Tuesday, January 31, 2023

Tax the rich: A wealth tax could fund better transport and weather warning systems, report finds

Charlotte Elton
EURONEWS
Tue, 31 January 2023 



A 1.5 per cent tax on the world’s richest people could pay for climate adaptation in lower income countries, research suggests.

From devastating floods and fires to sweltering droughts, the symptoms of our changing climate are everywhere.

But these impacts are not equally distributed. Low and middle income countries bear the brunt of global heating, despite having little responsibility for its underlying causes.

An overhaul of the global taxation system - including a 1.5 per cent tax on individuals earning more than $100 million (€92 million) - could help rebalance the books, according to the Climate Inequality Report.

The generated revenue would pay for climate adaptation in low-income countries - building resistant infrastructure and early warning systems, for example.

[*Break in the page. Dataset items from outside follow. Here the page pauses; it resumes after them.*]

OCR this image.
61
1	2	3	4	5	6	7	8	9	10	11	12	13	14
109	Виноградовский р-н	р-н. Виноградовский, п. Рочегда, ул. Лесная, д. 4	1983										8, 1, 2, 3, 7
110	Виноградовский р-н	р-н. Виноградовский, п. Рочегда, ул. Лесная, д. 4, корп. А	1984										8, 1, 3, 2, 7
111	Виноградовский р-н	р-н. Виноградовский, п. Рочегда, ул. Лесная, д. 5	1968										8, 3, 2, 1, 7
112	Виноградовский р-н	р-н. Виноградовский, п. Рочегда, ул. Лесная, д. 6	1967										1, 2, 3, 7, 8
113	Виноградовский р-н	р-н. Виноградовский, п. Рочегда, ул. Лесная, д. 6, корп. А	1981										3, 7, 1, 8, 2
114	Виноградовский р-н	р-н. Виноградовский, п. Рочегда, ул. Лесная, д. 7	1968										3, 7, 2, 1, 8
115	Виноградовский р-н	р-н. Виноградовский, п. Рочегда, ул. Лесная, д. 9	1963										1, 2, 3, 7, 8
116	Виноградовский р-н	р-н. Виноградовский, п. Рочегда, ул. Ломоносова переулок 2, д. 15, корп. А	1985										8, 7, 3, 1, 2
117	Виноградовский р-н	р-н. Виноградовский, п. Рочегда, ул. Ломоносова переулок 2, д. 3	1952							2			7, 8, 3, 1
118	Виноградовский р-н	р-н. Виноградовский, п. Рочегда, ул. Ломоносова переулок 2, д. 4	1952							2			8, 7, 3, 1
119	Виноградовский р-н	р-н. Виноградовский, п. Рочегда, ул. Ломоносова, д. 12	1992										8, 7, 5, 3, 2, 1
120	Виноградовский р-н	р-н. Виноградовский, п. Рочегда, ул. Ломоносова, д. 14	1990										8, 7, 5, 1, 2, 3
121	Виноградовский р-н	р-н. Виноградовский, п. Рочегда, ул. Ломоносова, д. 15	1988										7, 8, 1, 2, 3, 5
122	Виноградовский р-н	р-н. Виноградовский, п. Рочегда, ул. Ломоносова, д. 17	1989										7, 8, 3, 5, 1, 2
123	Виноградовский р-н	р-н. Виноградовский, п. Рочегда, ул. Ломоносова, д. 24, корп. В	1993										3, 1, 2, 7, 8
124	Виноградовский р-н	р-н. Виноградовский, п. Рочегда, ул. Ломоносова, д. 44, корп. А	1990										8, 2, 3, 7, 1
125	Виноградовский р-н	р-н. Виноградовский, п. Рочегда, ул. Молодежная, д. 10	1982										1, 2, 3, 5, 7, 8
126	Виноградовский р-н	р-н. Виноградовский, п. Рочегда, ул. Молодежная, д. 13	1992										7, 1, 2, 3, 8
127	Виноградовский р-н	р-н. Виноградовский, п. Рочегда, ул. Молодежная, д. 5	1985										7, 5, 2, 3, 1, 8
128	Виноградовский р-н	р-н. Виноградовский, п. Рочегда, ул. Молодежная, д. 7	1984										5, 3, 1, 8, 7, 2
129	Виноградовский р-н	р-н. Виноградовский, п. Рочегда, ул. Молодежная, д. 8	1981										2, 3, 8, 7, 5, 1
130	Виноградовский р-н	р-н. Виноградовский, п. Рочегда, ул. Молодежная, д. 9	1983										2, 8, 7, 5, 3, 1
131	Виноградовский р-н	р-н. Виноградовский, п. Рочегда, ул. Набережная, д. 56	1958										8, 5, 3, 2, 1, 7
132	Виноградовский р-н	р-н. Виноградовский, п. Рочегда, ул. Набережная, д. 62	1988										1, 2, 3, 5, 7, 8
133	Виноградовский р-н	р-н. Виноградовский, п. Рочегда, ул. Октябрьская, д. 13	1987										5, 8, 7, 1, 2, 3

“Adaptation finance flows to developing countries reached US$29bn (€26bn) [in 2020]. Finance needs amount to about $200bn (€192 billion),” the report reads.

“A wealth tax on centimillionaires could generate US$295bn per year, enough to close the gap and generate additional revenues.”

















Are the impacts of climate change distributed equally?

The top 10 per cent of global carbon emitters generate almost half of all greenhouse gas emissions, the report reads.

If emissions were equally distributed across the world, the average citizen of the Democratic Republic of Congo would see their emission levels increase tenfold.

Europeans and North Americans, meanwhile, would experience a drop in their emissions levels of almost 40 per cent and over 70 per cent respectively.

Yet the people who are least responsible for the climate crisis bear its worst impacts.

The bottom 50 per cent of the world population contributes 12 per cent of global emissions but is exposed to 75 per cent of relative income losses (income as a percentage of total income) due to climate change.




Nine of the ten countries exposed to the most significant risk of flooding are low or middle-income countries. The tenth - the Netherlands - can afford flood-resistant architecture.

These numbers can sound dry, but the real-world implications are catastrophic. When Pakistan was hit by floods in the 2022, 1,700 people were killed, while a further 20.6 million require humanitarian assistance.

“I have seen many humanitarian disasters in the world, but I have never seen climate carnage on this scale,” UN Secretary-General Antonio Guterres said.

Pakistan is responsible for just one per cent of global greenhouse gas emissions.


Flooding - which disproportionately impacts low-income countries - causes the spread of diseases like malaria. - Canva

What are some tax-based solutions to global climate inequality?

The authors of the climate inequality report argue for progressive tax reform to rebalance the scales.

Their “relatively modest” proposal would see the world’s richest people taxed on a sliding scale.

Assets worth between $100 million (€92 million) and $1 billion (€920 million) would be taxed at 1.5 per cent.

Those between $1 billion (€920 million) and $100 billion (92 billion) would be taxed at 2 per cent, and assets above $100 billion at 3 per cent.

These taxes would apply to roughly 65,000 people - the number of people with assets more than $100 million (€92 million).


“Let us stress that at these levels of wealth, the per adult net wealth growth observed over the past two decades has been around 7-9 per cent per year,” the report authors state.

What is climate finance and why is it so important?

Loss and Damage: Developing countries need $2 trillion a year to cope with climate crisis - report

This means that the proposed tax would hardly decimate the bank accounts of the ultra-wealthy.


Nonetheless, it would raise nearly $300 billion (€275 billion) every year. This money would be invaluable for saving lives in developing countries.

The report's authors also call for excess profit taxes - so-called ‘windfall taxes’ on the massive amounts of money made by energy companies.

“Harvest the low-hanging fruit,” they write.